In both instances, it’s about being able to respond rapidly to change. As The Guardian’s Samuel Gibbs writes in explaining the changes at Mercedes Benz: “Skilled humans can change a production line in a weekend, where robots take weeks to reprogram and realign”.
And according to the auto giant’s head of production Markus Schaefer, this kind of human-machine cooperation is only going to become more prevalent.
“We’re moving away from trying to maximise automation with people taking a bigger part in industrial processes again,” he told Bloomberg. “We need to be flexible. The variety is too much to take on for the machines. They can’t work with all the different options and keep pace with changes.”
And once you look at other industries where robots and algorithms are becoming more important, it’s possible to see similar patterns emerging.
Working hand in hand
Take healthcare for instance. In the future, we may well see robots lifting patients out of bed, allowing often over-extended healthcare workers to focus on other aspects of patient care. It also means these workers are less likely to end up booked off work with lower back pain and other strain-related injuries.
And in the operating theatre, robots under the instruction of humans can perform much more fine-tuned — and less invasive — surgery than humans can alone.
These kinds of scenarios abound. Astronomers who would once have had to spend hours manually calibrating a telescope can now just programme it too look at different areas of the night sky, allowing them to spend more time figuring out what it’s looking at.
Research backs up the idea that jobs get done better when humans and robots work together too. A study conducted by Julie A Shah, an assistant professor at MIT, paired robots and humans in a series of tasks. Shunning traditional methods, which involve teaching robots that a way of performing tasks is “good”, “bad”, or “neutral”, Shah instead got the humans and robots to learn from each other. This technique, called cross-training, allowed both the robots and humans to perform their set tasks more efficiently.
Don’t fear the reaper
Even in instances where it would appear humans have the most to lose – a chatbot lawyer which recently overturned 160 000 parking tickets in London probably had attorneys around the globe reaching for their drinks cabinet – it seems likely that we’ll still be required.

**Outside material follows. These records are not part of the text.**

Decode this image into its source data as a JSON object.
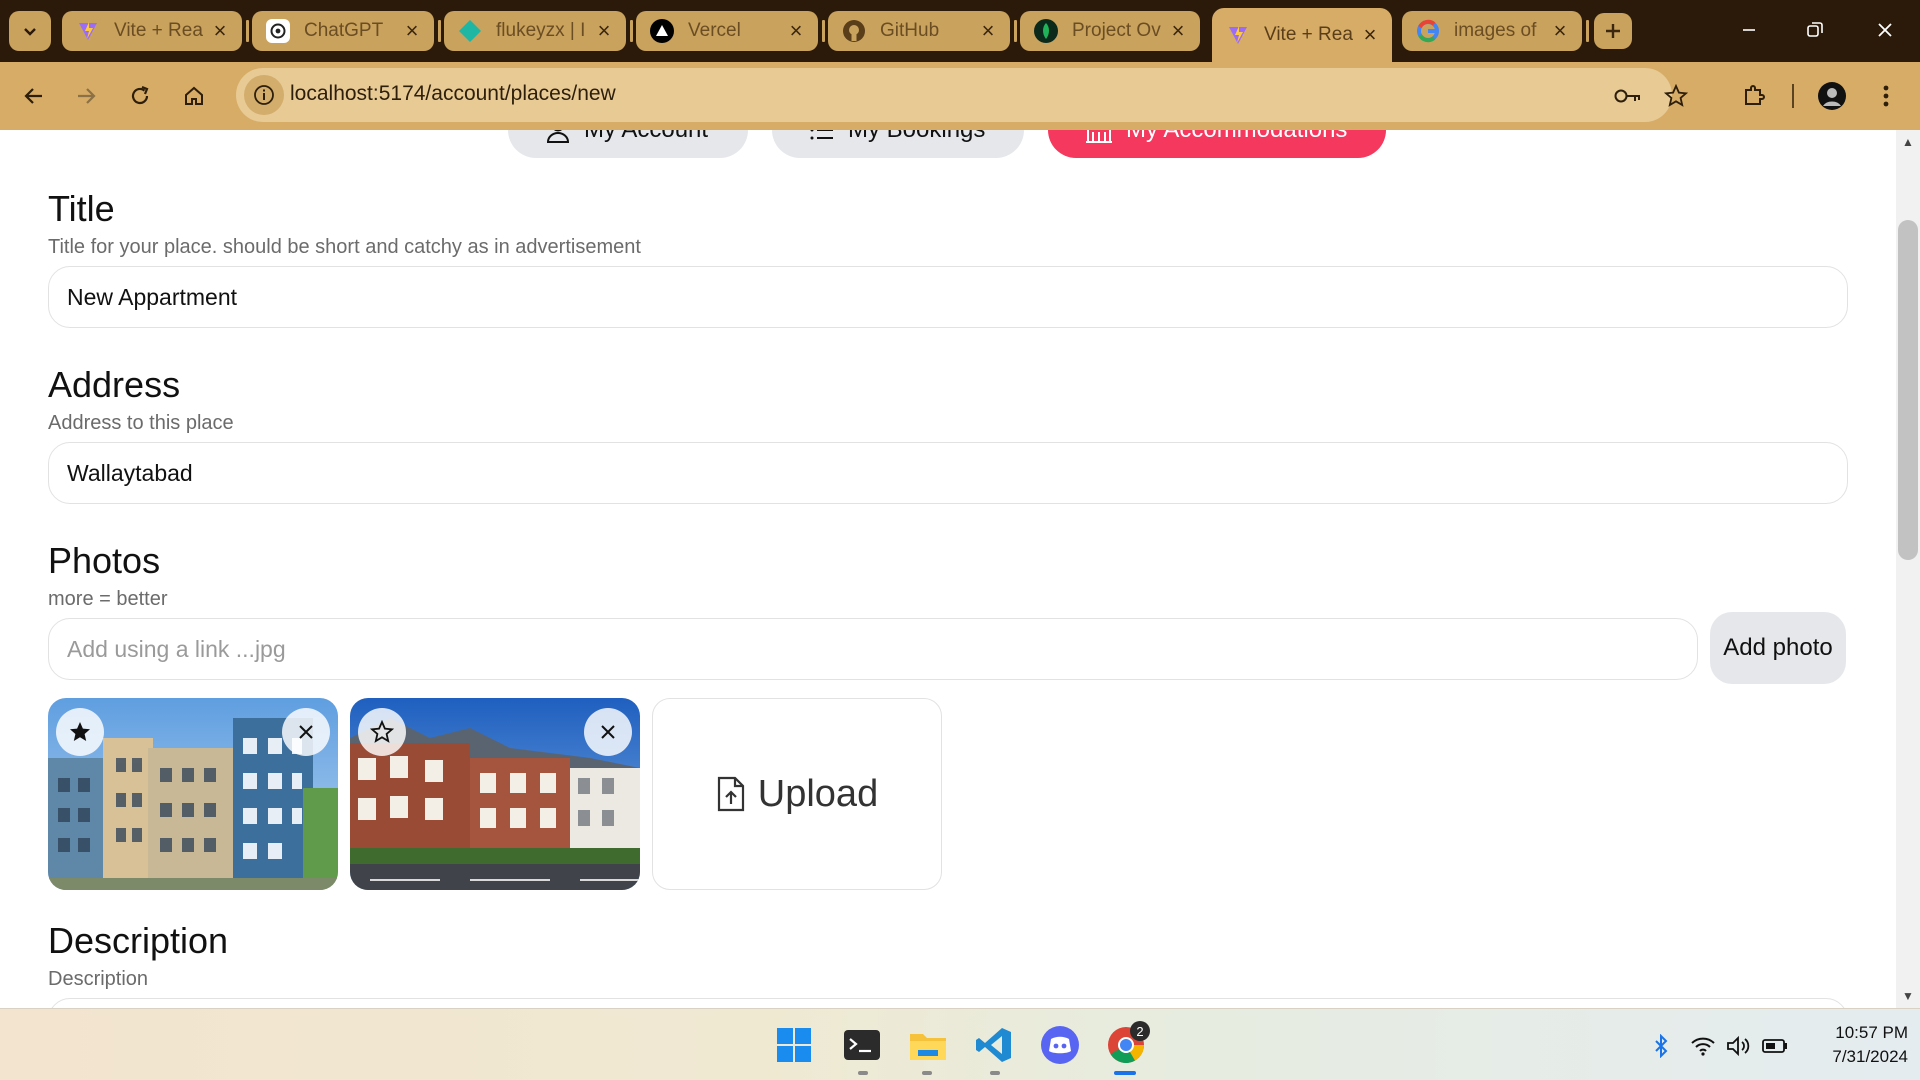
{
  "browser": {
    "tabs": [
      {
        "title": "Vite + Rea",
        "icon": "vite-icon"
      },
      {
        "title": "ChatGPT",
        "icon": "chatgpt-icon"
      },
      {
        "title": "flukeyzx | I",
        "icon": "diamond-icon"
      },
      {
        "title": "Vercel",
        "icon": "vercel-icon"
      },
      {
        "title": "GitHub",
        "icon": "github-icon"
      },
      {
        "title": "Project Ov",
        "icon": "leaf-icon"
      },
      {
        "title": "Vite + Rea",
        "icon": "vite-icon",
        "active": true
      },
      {
        "title": "images of",
        "icon": "google-icon"
      }
    ],
    "url": "localhost:5174/account/places/new"
  },
  "account_nav": {
    "account": "My Account",
    "bookings": "My Bookings",
    "accommodations": "My Accommodations"
  },
  "form": {
    "title_label": "Title",
    "title_hint": "Title for your place. should be short and catchy as in advertisement",
    "title_value": "New Appartment",
    "address_label": "Address",
    "address_hint": "Address to this place",
    "address_value": "Wallaytabad",
    "photos_label": "Photos",
    "photos_hint": "more = better",
    "photo_link_placeholder": "Add using a link ...jpg",
    "add_photo_label": "Add photo",
    "upload_label": "Upload",
    "description_label": "Description",
    "description_hint": "Description"
  },
  "photos": [
    {
      "name": "apartment-photo-1",
      "featured": true
    },
    {
      "name": "apartment-photo-2",
      "featured": false
    }
  ],
  "taskbar": {
    "apps": [
      "windows-start-icon",
      "terminal-icon",
      "file-explorer-icon",
      "vscode-icon",
      "discord-icon",
      "chrome-icon"
    ],
    "chrome_badge": "2",
    "time": "10:57 PM",
    "date": "7/31/2024"
  },
  "colors": {
    "primary": "#f5385d",
    "tabbar": "#2b190a",
    "toolbar": "#d7ac66"
  }
}
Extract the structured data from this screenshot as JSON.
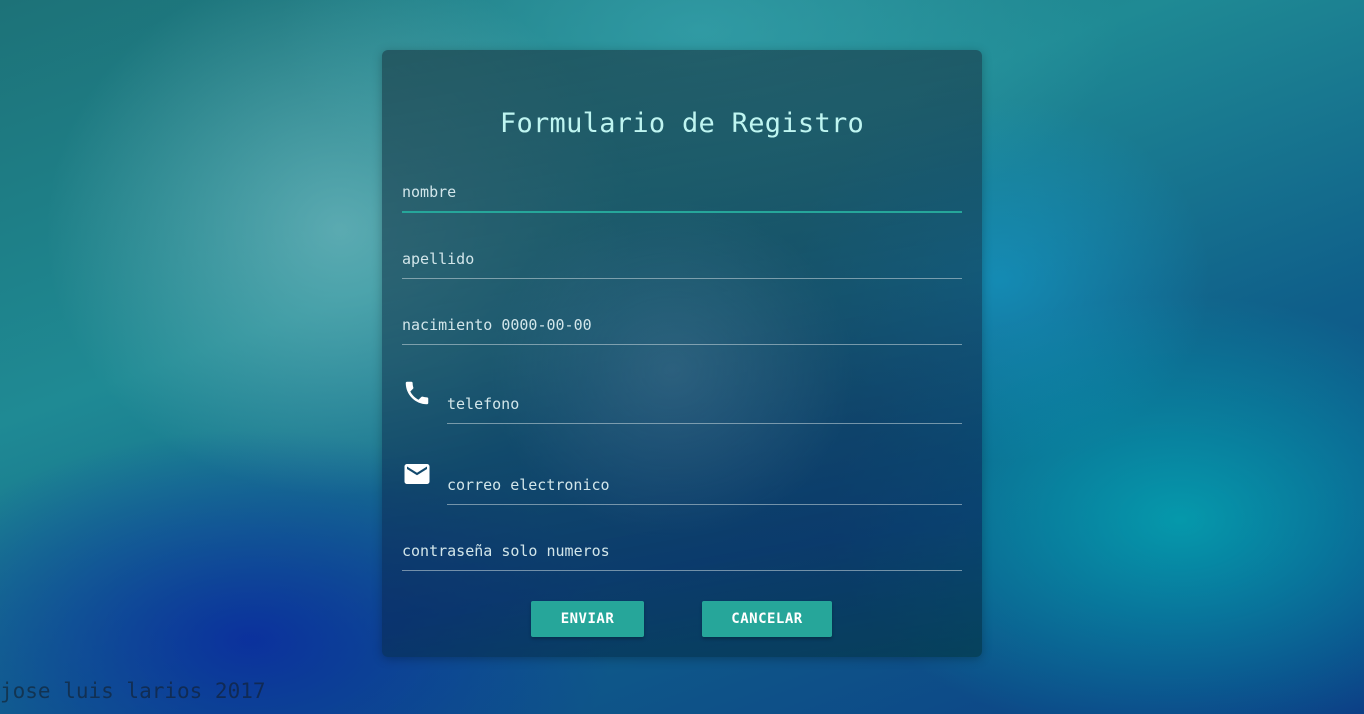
{
  "form": {
    "title": "Formulario de Registro",
    "fields": [
      {
        "placeholder": "nombre",
        "value": ""
      },
      {
        "placeholder": "apellido",
        "value": ""
      },
      {
        "placeholder": "nacimiento 0000-00-00",
        "value": ""
      },
      {
        "placeholder": "telefono",
        "value": "",
        "icon": "phone-icon"
      },
      {
        "placeholder": "correo electronico",
        "value": "",
        "icon": "email-icon"
      },
      {
        "placeholder": "contraseña solo numeros",
        "value": ""
      }
    ],
    "submit_label": "ENVIAR",
    "cancel_label": "CANCELAR"
  },
  "footer": {
    "credit": "jose luis larios 2017"
  },
  "colors": {
    "accent": "#26a69a",
    "title": "#bff5f1"
  }
}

According to Dana Remus of the University of North Carolina School of Law and Frank Levy of MIT, only certain tasks can be automated. And as long as people prefer getting their legal advice from an actual “in the flesh” human, lawyers are in no danger of disappearing.
The right motives
One thing that the above examples illustrate is that in order for humans and robots to effectively work together, the motives have to be right.
It is perhaps Toyota’s decision to bring back human factory workers that illustrates this better than any other.
Spearheaded by company president Akio Toyoda, the strategy is a deliberate shift away from the “growth at all costs” mentality that had come to define the company. Instead, bringing humans back was designed to increase efficiency and quality. That path, he felt would ultimately be self-defeating and result in the company losing the reputation for quality it had spent so long building.
And if that’s the goal — to make everyone better at their jobs, to enable them to approach work in new and innovative ways — then every company should prepare its employees to work alongside robots, in whatever form.